Although we demand more from our peers in a radical organization, toxic oppressive habits may sneak their way into our meeting spaces and you may have to wage political battles within your own chapter in response. But if your chapter is worth anything, there will be transparent, democratic mechanisms for these political battles to unfold, for people to tell their stories, and for every member to have a sense of ownership in their chapter.

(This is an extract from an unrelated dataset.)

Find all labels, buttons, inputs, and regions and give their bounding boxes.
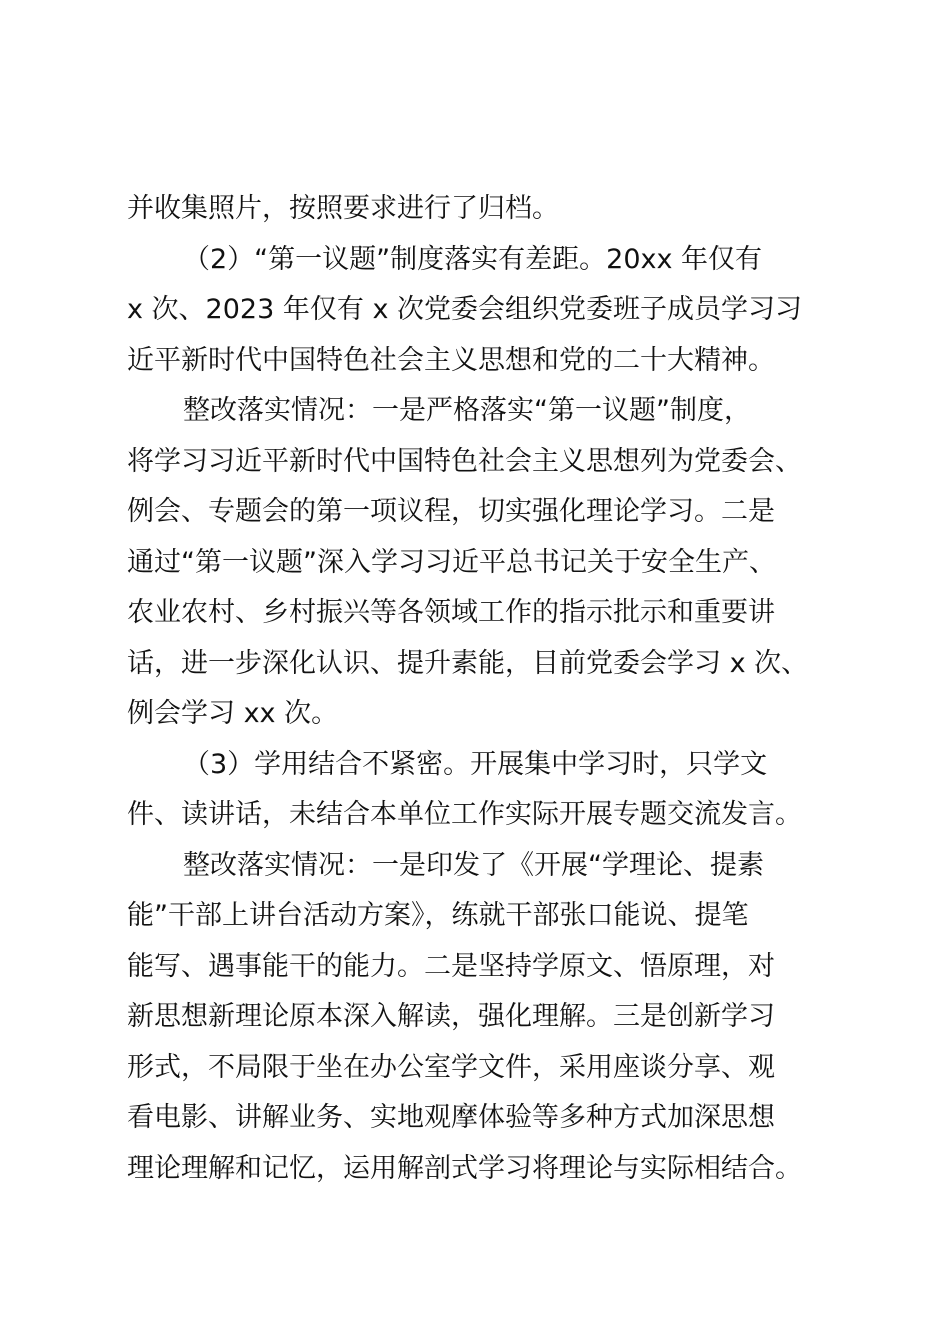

I encourage everyone to renew their membership to DSA because collective participation is what makes this organization good. DSA needs your ideas, creativity, and passion to achieve any of our goals. Just like how unions function, we pay dues as a way to pool our resources and turn the tables on wealthy elites who otherwise dominate American politics at every level. I understand that there are people out there who have done the work, who have engaged in the debates, and who have attempted to wage internal political battles, and they still feel like DSA isn’t right for them. I agree that for some, the best way to engage with politics is by means beyond DSA. But for others, please let on-the-ground participation be your first step. Go to meetings, get involved, exchange ideas, and meet other leftists. At a time when we have to wake up daily and face the crushing terror and injustice of a capitalist imperial power structure, there’s power and potential in DSA to have some kind of impact of our own, and I think it’s a rare opportunity worth investing in.